Come quello che vede in questo momento - Brexit o non Brexit - la sterlina una sorta di bene rifugio. Mentre il franco svizzero pare al momento aver perso questo status. Allo stesso tempo il dollaro, cresciuto molto su scala globale a partire dal 2011, sta mettendo in difficoltà molti Paesi emergenti che da anni - per dare maggiore stabilità alla propria economia - hanno agganciato (attraverso il peg) la loro divisa al biglietto verde. E oggi stanno pensando di tornare al passato, sganciandosi dal dollaro .
thomas jordan banca centrale svizzera
2. L’EXPORT SVIZZERO FESTEGGIA LA GRANDE RITIRATA DEL FRANCO
Carlo Alberto De Casa per www.lastampa.it
Il franco svizzero continua a perdere terreno sui mercati valutari. Dopo quasi 40 mesi il tasso di cambio fra l’euro e la divisa elvetica è tornato a varcare quota 1,20, la soglia artificialmente imposta dalla Banca centrale svizzera fra il 2012 e l’inizio del 2015, prima del drastico apprezzamento del franco, datato 15 gennaio 2015. Festeggia l’export svizzero, che vede aumentare il valore (contabilizzato in franchi) del proprio fatturato in arrivo dal resto d’Europa e dagli Stati Uniti, mentre la notizia non fa piacere agli importatori e ai «pendolari» del lavoro che hanno visto il loro stipendio – tradotto in euro – scendere di oltre dieci punti percentuali nell’ultimo anno.
FRANCO SVIZZERO
Sui mercati valutari la sterlina britannica ha proseguito fino a metà settimana il percorso di rafforzamento, arrivando a sfiorare quota 1,44 nei confronti del dollaro, ad appena 4 punti percentuali dai valori pre-Brexit (1,50). I dati sull’inflazione britannica, scesa al 2,5% dal precedente 2,7%, hanno però ridimensionato le aspettative di intervento della Bank of England. Gli operatori si attendono un solo rialzo dei tassi nel 2018, questo ha fatto perdere oltre il 2% alla sterlina, scivolata sotto quota 1,41 sul finire di settimana.

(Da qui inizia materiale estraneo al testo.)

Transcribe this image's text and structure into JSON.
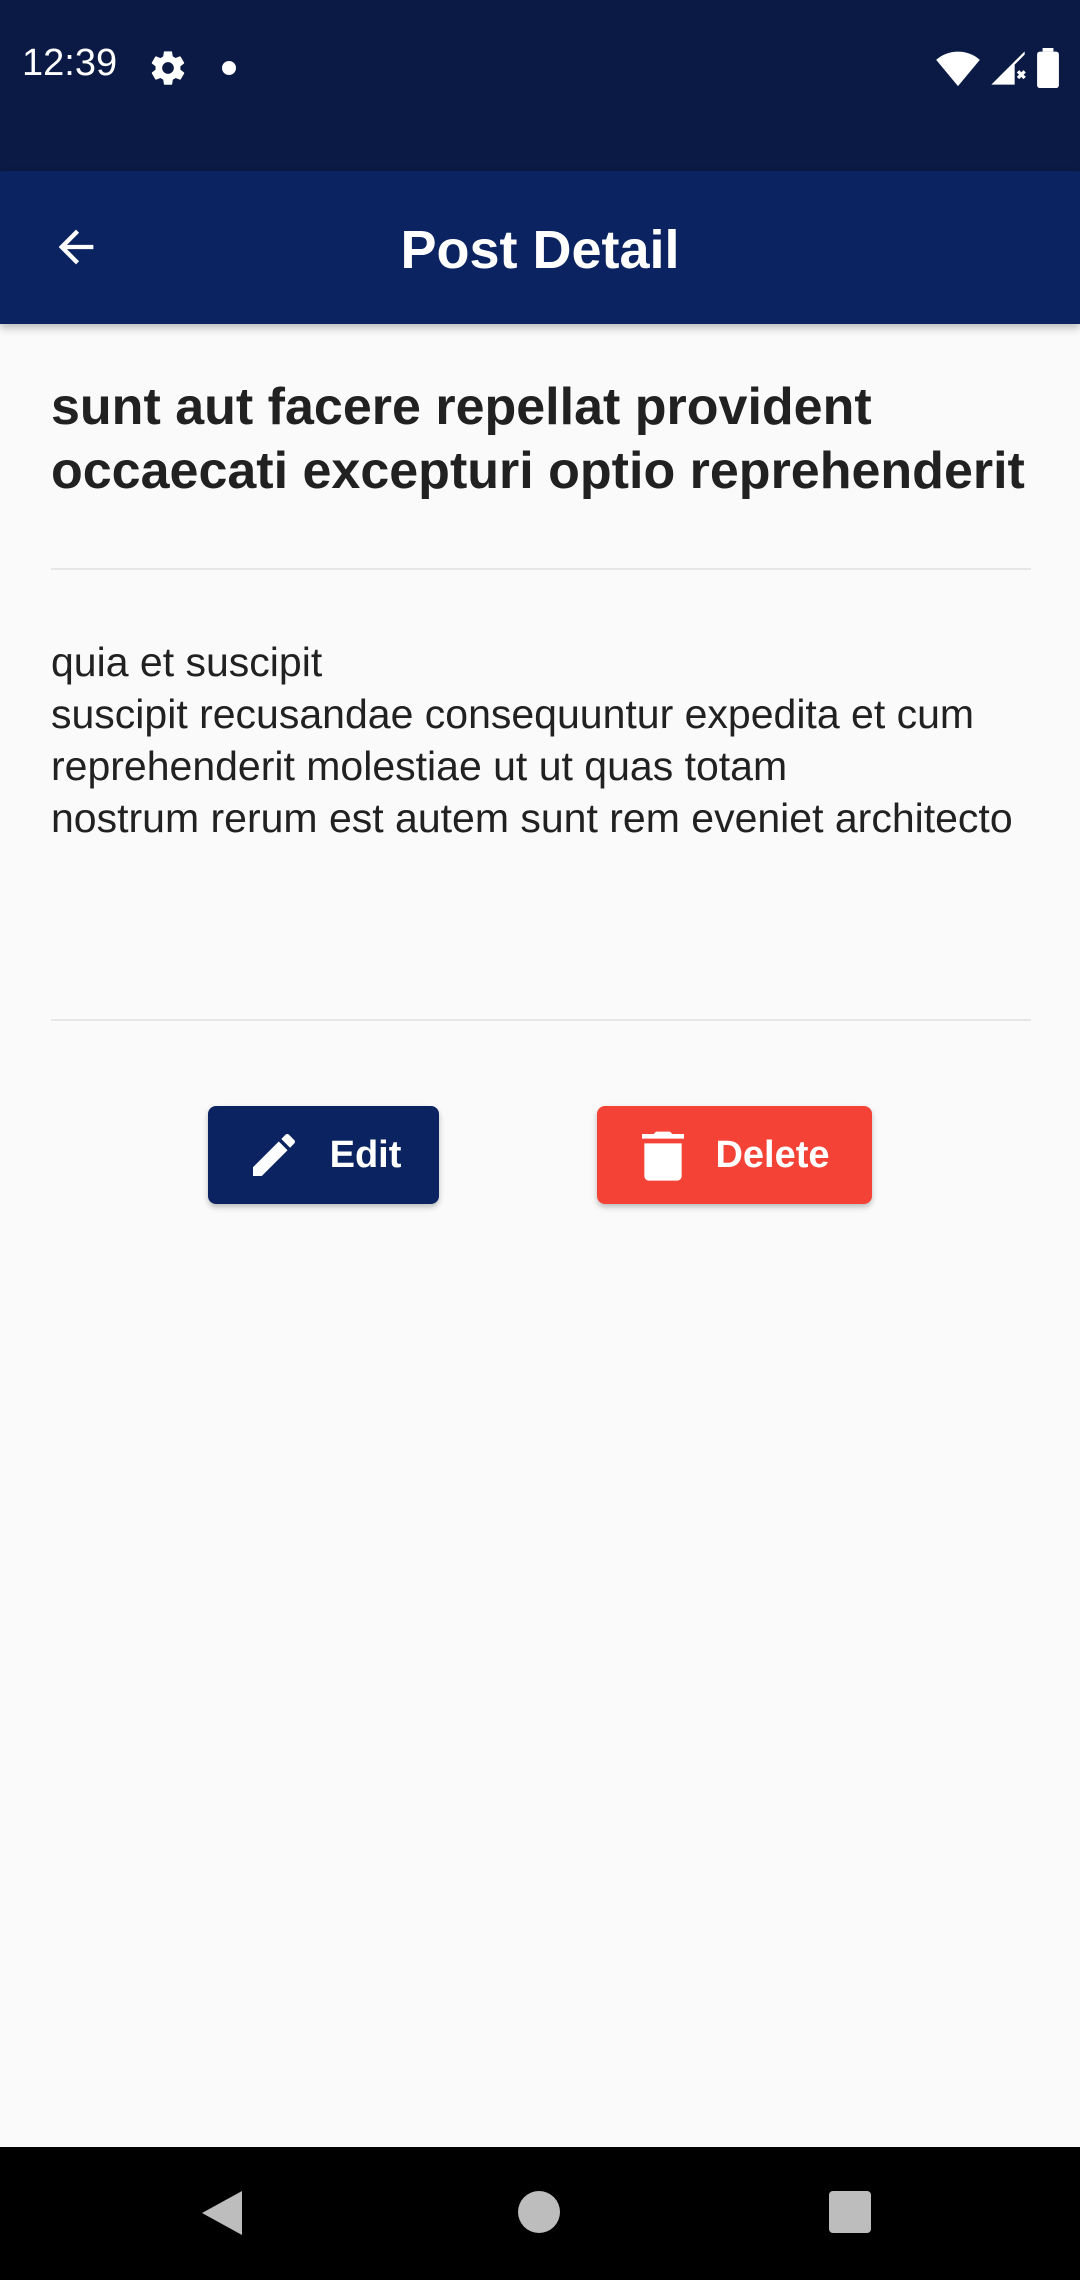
{
  "status_bar": {
    "time": "12:39",
    "icons": [
      "gear-icon",
      "dot-icon",
      "wifi-icon",
      "signal-icon",
      "battery-icon"
    ]
  },
  "app_bar": {
    "title": "Post Detail",
    "back_icon": "arrow-left-icon"
  },
  "post": {
    "title": "sunt aut facere repellat provident occaecati excepturi optio reprehenderit",
    "body": "quia et suscipit\nsuscipit recusandae consequuntur expedita et cum\nreprehenderit molestiae ut ut quas totam\nnostrum rerum est autem sunt rem eveniet architecto"
  },
  "actions": {
    "edit_label": "Edit",
    "edit_icon": "pencil-icon",
    "delete_label": "Delete",
    "delete_icon": "trash-icon"
  },
  "colors": {
    "primary": "#0b2461",
    "status_bar": "#0a1a44",
    "danger": "#f44336",
    "background": "#fafafa"
  },
  "nav_bar": {
    "icons": [
      "nav-back-icon",
      "nav-home-icon",
      "nav-recent-icon"
    ]
  }
}
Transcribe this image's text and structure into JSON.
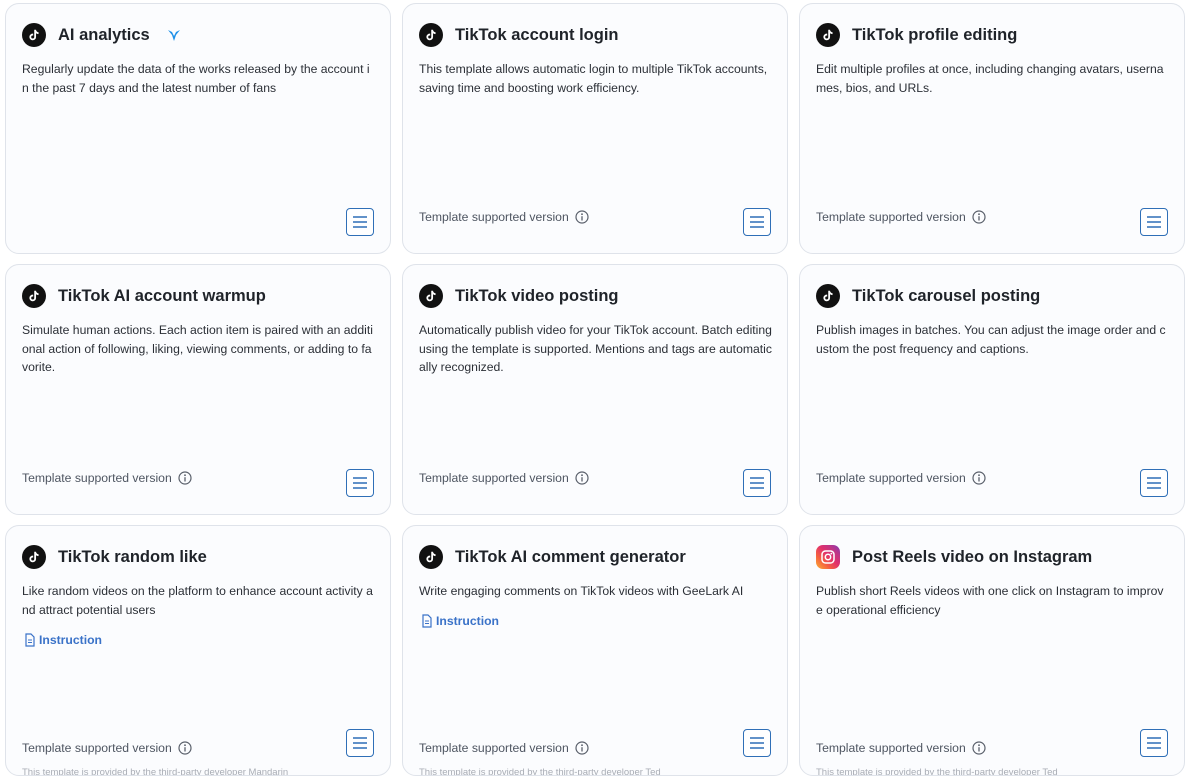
{
  "cards": [
    {
      "title": "AI analytics",
      "icon": "tiktok-icon",
      "verified": true,
      "description": "Regularly update the data of the works released by the account in the past 7 days and the latest number of fans"
    },
    {
      "title": "TikTok account login",
      "icon": "tiktok-icon",
      "description": "This template allows automatic login to multiple TikTok accounts, saving time and boosting work efficiency.",
      "support_label": "Template supported version"
    },
    {
      "title": "TikTok profile editing",
      "icon": "tiktok-icon",
      "description": "Edit multiple profiles at once, including changing avatars, usernames, bios, and URLs.",
      "support_label": "Template supported version"
    },
    {
      "title": "TikTok AI account warmup",
      "icon": "tiktok-icon",
      "description": "Simulate human actions. Each action item is paired with an additional action of following, liking, viewing comments, or adding to favorite.",
      "support_label": "Template supported version"
    },
    {
      "title": "TikTok video posting",
      "icon": "tiktok-icon",
      "description": "Automatically publish video for your TikTok account. Batch editing using the template is supported. Mentions and tags are automatically recognized.",
      "support_label": "Template supported version"
    },
    {
      "title": "TikTok carousel posting",
      "icon": "tiktok-icon",
      "description": "Publish images in batches. You can adjust the image order and custom the post frequency and captions.",
      "support_label": "Template supported version"
    },
    {
      "title": "TikTok random like",
      "icon": "tiktok-icon",
      "description": "Like random videos on the platform to enhance account activity and attract potential users",
      "instruction": "Instruction",
      "support_label": "Template supported version",
      "provider": "This template is provided by the third-party developer Mandarin"
    },
    {
      "title": "TikTok AI comment generator",
      "icon": "tiktok-icon",
      "description": "Write engaging comments on TikTok videos with GeeLark AI",
      "instruction": "Instruction",
      "support_label": "Template supported version",
      "provider": "This template is provided by the third-party developer Ted"
    },
    {
      "title": "Post Reels video on Instagram",
      "icon": "instagram-icon",
      "description": "Publish short Reels videos with one click on Instagram to improve operational efficiency",
      "support_label": "Template supported version",
      "provider": "This template is provided by the third-party developer Ted"
    }
  ],
  "colors": {
    "accent": "#2f6fb7",
    "link": "#3a72c8",
    "card_bg": "#fbfcfe",
    "card_border": "#dfe3ea"
  }
}
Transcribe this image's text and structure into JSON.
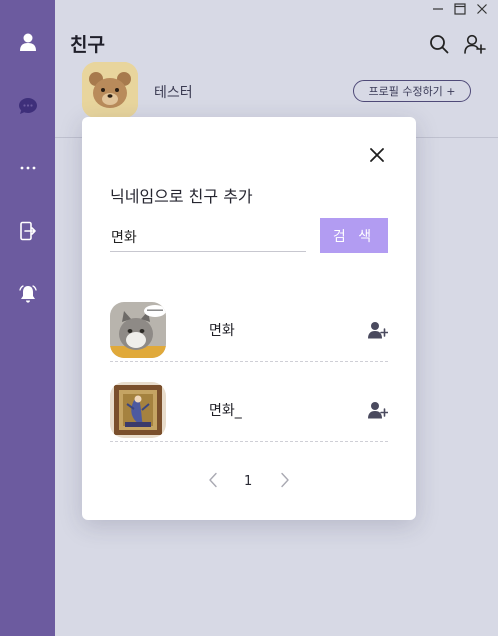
{
  "page": {
    "title": "친구"
  },
  "sidebar": {
    "items": [
      {
        "icon": "user-icon"
      },
      {
        "icon": "chat-icon"
      },
      {
        "icon": "more-icon"
      },
      {
        "icon": "logout-icon"
      },
      {
        "icon": "bell-icon"
      }
    ]
  },
  "header": {
    "search_icon": "search-icon",
    "add_friend_icon": "add-friend-icon"
  },
  "profile": {
    "name": "테스터",
    "edit_label": "프로필 수정하기 +"
  },
  "modal": {
    "title": "닉네임으로 친구 추가",
    "search_value": "면화",
    "search_placeholder": "",
    "search_button": "검 색",
    "results": [
      {
        "name": "면화"
      },
      {
        "name": "면화_"
      }
    ],
    "pagination": {
      "current": "1"
    }
  },
  "colors": {
    "sidebar": "#6c5b9f",
    "background": "#d7d9e5",
    "accent": "#b29cf2"
  }
}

C’è fermento anche nel comparto delle materie prime, con l’oro che continua a scontrarsi con l’area 1350/1360 dollari, sui massimi degli ultimi 4 anni. Sono tornati anche gli acquisti sull’argento, che ha messo a segno un balzo superiore al 3%, riconquistando i 17 dollari l’oncia. Le parole di Trump sul prezzo del petrolio «mantenuto alto dall’Opec» hanno determinato una flessione del greggio solo temporanea, con la quotazione del Wti che resta sui massimi da fine 2014, oltre 68 dollari al barile.